Operative and Post-operative Care

  1. Failing to provide:
  1. continuous patient observation by adequately trained personnel both during the operation and in recovery in accordance with paragraph 2.5 of the policy documents;
  2. adequate post-operative care in an appropriate physical environment and with adequate and continuous monitoring.


  1. Failing to implement any or adequate systems of quality control, audit and peer review.
  2. Failing to maintain adequate records of operations undertaken including records of case management and pulse oximeter in the context of IV sedation.



The charge against Dr Chan arose in the context of cosmetic surgery undertaken by a female patient of Dr Chan's in May 1996.



The Tribunal found Dr Chan guilty of professional misconduct.  It considered particulars 1, 2 and 7 were established and dismissed particulars 3, 4, 5 and 6.

In relation to particular 7, the Tribunal found Dr Chan guilty at the level of conduct unbecoming and that conduct reflected adversely on his fitness to practise medicine.  However, having considered the Charge laid in its totality, the Tribunal was satisfied that overall Dr Chan was guilty of professional misconduct.

The principal basis upon which the CAC relied in bringing the charge at the highest level in the hirerachy of charges was that Dr Chan had faced disciplinary charges on two previous occasions (in 1995 and 1996), which resulted in findings of professional misconduct against him.  Appeals against both of those findings were subsequently dismissed by the Medical Council, and in one case, also by the High Court.

The Tribunal found that the current charge had to stand or fall on its own merits and it could not be elevated to a more serious charge than it warranted on its own facts and circumstances by incorporating other offending which had already  been dealt with by other tribunals.  However, the Tribunal did consider that, in determining the appropriate penalty to be imposed in the present case, it could take into account the previous findings of professional misconduct made against Dr Chan and the fact that the previous charges arose out of similar identified deficiencies in Dr Chan's practice.



Dr Chan was censured, fined $975.00 (maximum $1,000) and ordered to pay 60% of the costs and expenses of and incidental to the inquiry and hearing.

It was further ordered that Dr Chan commence practising under supervision and that supervision should be in accordance with the model for General Oversight provided for in the Medical Council's publication "General Oversight - guidance for doctors receiving and providing general oversight".

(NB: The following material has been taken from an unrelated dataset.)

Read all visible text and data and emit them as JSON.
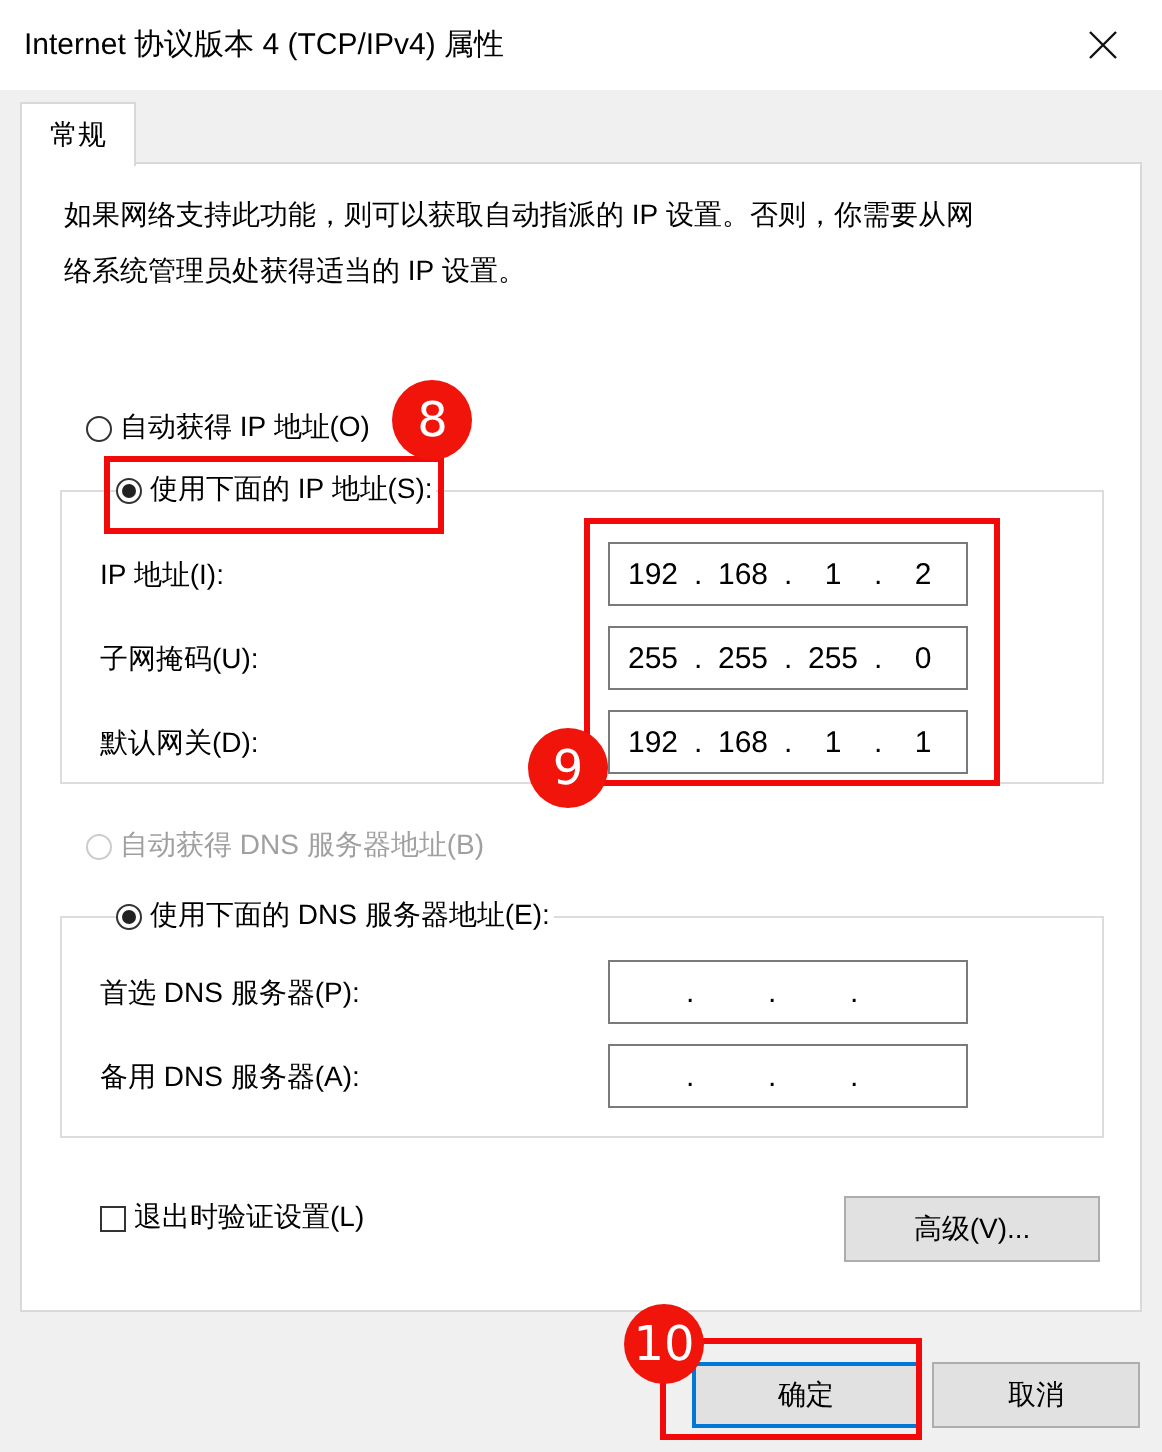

The Tribunal required Dr Chan to undertake a review by the Ethics Committee of the Medical Association and the Medical Council.  The Tribunal ordered in the alternative, if this ethical review could not, for any reason, be implemented, then the task was to be undertaken by way of a Competency Review by the Medical Council or its appointee/s, if the Council considered such a Review would  be a more practical or appropriate mechanism for achieving the ethical review which the Tribunal considered was required.

It was also ordered that a notice pursuant to section 138(2) of the Medical Practitioners Act be published in the New Zealand Medical Journal.

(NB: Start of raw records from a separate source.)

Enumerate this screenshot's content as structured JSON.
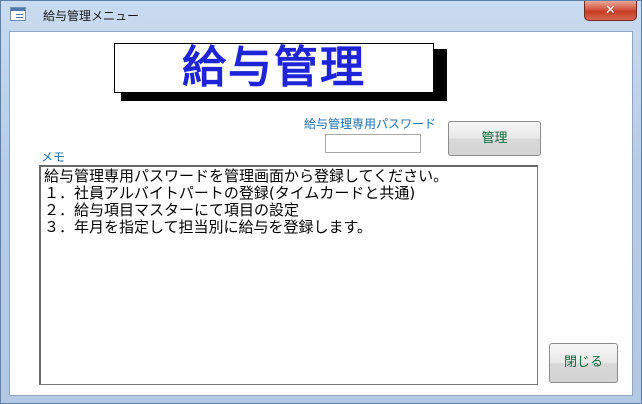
{
  "window": {
    "title": "給与管理メニュー",
    "close_label": "✕"
  },
  "banner": {
    "title": "給与管理"
  },
  "password": {
    "label": "給与管理専用パスワード",
    "value": ""
  },
  "buttons": {
    "manage_label": "管理",
    "close_label": "閉じる"
  },
  "memo": {
    "label": "メモ",
    "lines": [
      "給与管理専用パスワードを管理画面から登録してください。",
      "１．社員アルバイトパートの登録(タイムカードと共通)",
      "２．給与項目マスターにて項目の設定",
      "３．年月を指定して担当別に給与を登録します。"
    ]
  },
  "colors": {
    "banner_text": "#1f24d9",
    "label_text": "#1f6fa9",
    "button_text": "#0a6a3a"
  }
}
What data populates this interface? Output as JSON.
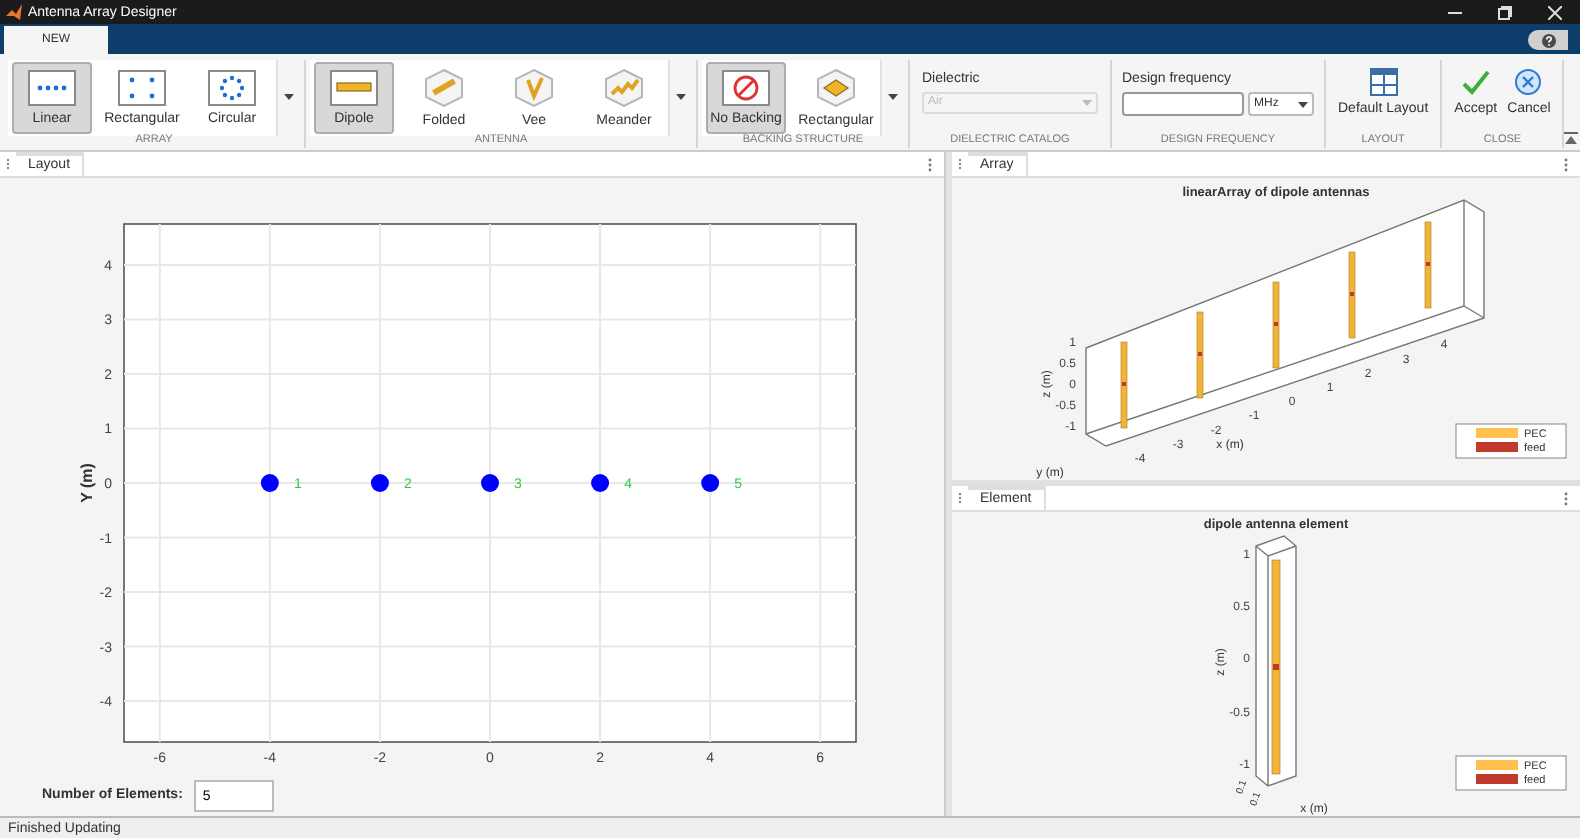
{
  "window": {
    "title": "Antenna Array Designer"
  },
  "tabs": [
    {
      "label": "NEW",
      "selected": true
    }
  ],
  "toolstrip": {
    "sections": [
      {
        "label": "ARRAY",
        "kind": "gallery",
        "items": [
          {
            "label": "Linear",
            "kind": "linear",
            "selected": true
          },
          {
            "label": "Rectangular",
            "kind": "rectangular",
            "selected": false
          },
          {
            "label": "Circular",
            "kind": "circular",
            "selected": false
          }
        ]
      },
      {
        "label": "ANTENNA",
        "kind": "gallery",
        "items": [
          {
            "label": "Dipole",
            "kind": "dipole",
            "selected": true
          },
          {
            "label": "Folded",
            "kind": "folded",
            "selected": false
          },
          {
            "label": "Vee",
            "kind": "vee",
            "selected": false
          },
          {
            "label": "Meander",
            "kind": "meander",
            "selected": false
          }
        ]
      },
      {
        "label": "BACKING STRUCTURE",
        "kind": "gallery",
        "items": [
          {
            "label": "No Backing",
            "kind": "none",
            "selected": true
          },
          {
            "label": "Rectangular",
            "kind": "reflector",
            "selected": false
          }
        ]
      },
      {
        "label": "DIELECTRIC CATALOG",
        "kind": "dropdown",
        "field_label": "Dielectric",
        "value": "Air",
        "disabled": true
      },
      {
        "label": "DESIGN FREQUENCY",
        "kind": "frequency",
        "field_label": "Design frequency",
        "unit": "MHz"
      },
      {
        "label": "LAYOUT",
        "kind": "buttons",
        "items": [
          {
            "label": "Default Layout",
            "kind": "layout"
          }
        ]
      },
      {
        "label": "CLOSE",
        "kind": "buttons",
        "items": [
          {
            "label": "Accept",
            "kind": "accept"
          },
          {
            "label": "Cancel",
            "kind": "cancel"
          }
        ]
      }
    ]
  },
  "layout_panel": {
    "tab": "Layout",
    "chart_data": {
      "type": "scatter",
      "ylabel": "Y (m)",
      "x": [
        -4,
        -2,
        0,
        2,
        4
      ],
      "values": [
        0,
        0,
        0,
        0,
        0
      ],
      "xlim": [
        -6.65,
        6.65
      ],
      "ylim": [
        -4.75,
        4.75
      ],
      "xticks": [
        -6,
        -4,
        -2,
        0,
        2,
        4,
        6
      ],
      "yticks": [
        -4,
        -3,
        -2,
        -1,
        0,
        1,
        2,
        3,
        4
      ],
      "grid": true,
      "annotations": [
        "1",
        "2",
        "3",
        "4",
        "5"
      ]
    },
    "count_field": {
      "label": "Number of Elements:",
      "value": "5"
    }
  },
  "array_panel": {
    "tab": "Array",
    "plot": {
      "title": "linearArray of dipole antennas",
      "z_label": "z (m)",
      "x_label": "x (m)",
      "y_label": "y (m)",
      "z_ticks": [
        "1",
        "0.5",
        "0",
        "-0.5",
        "-1"
      ],
      "x_ticks": [
        "-4",
        "-3",
        "-2",
        "-1",
        "0",
        "1",
        "2",
        "3",
        "4"
      ],
      "legend": [
        {
          "label": "PEC",
          "color": "#ffc04d"
        },
        {
          "label": "feed",
          "color": "#c0392b"
        }
      ]
    }
  },
  "element_panel": {
    "tab": "Element",
    "plot": {
      "title": "dipole antenna element",
      "z_label": "z (m)",
      "x_label": "x (m)",
      "z_ticks": [
        "1",
        "0.5",
        "0",
        "-0.5",
        "-1"
      ],
      "y_ticks": [
        "0.1",
        "0.1"
      ],
      "legend": [
        {
          "label": "PEC",
          "color": "#ffc04d"
        },
        {
          "label": "feed",
          "color": "#c0392b"
        }
      ]
    }
  },
  "status_bar": {
    "text": "Finished Updating"
  }
}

This decision was appealed by Dr Chan to the District Court.

The District Court ordered that the appeal be allowed to the extent of remitting the question of penalty back to the Tribunal for reconsideration.  The District Court noted that it has proved impracticable to implement the Tribunal's order as to supervision.


Supplementary Decision:

The Tribunal accepted the submissions of both counsel that its Orders dated 17 March 2000, requiring Dr Chan to practise under supervision in the nature of oversight had been overtaken by the new requirements imposed in relation to general and vocational registration.  On that basis, the Tribunal advised that the matter was thereby concluded.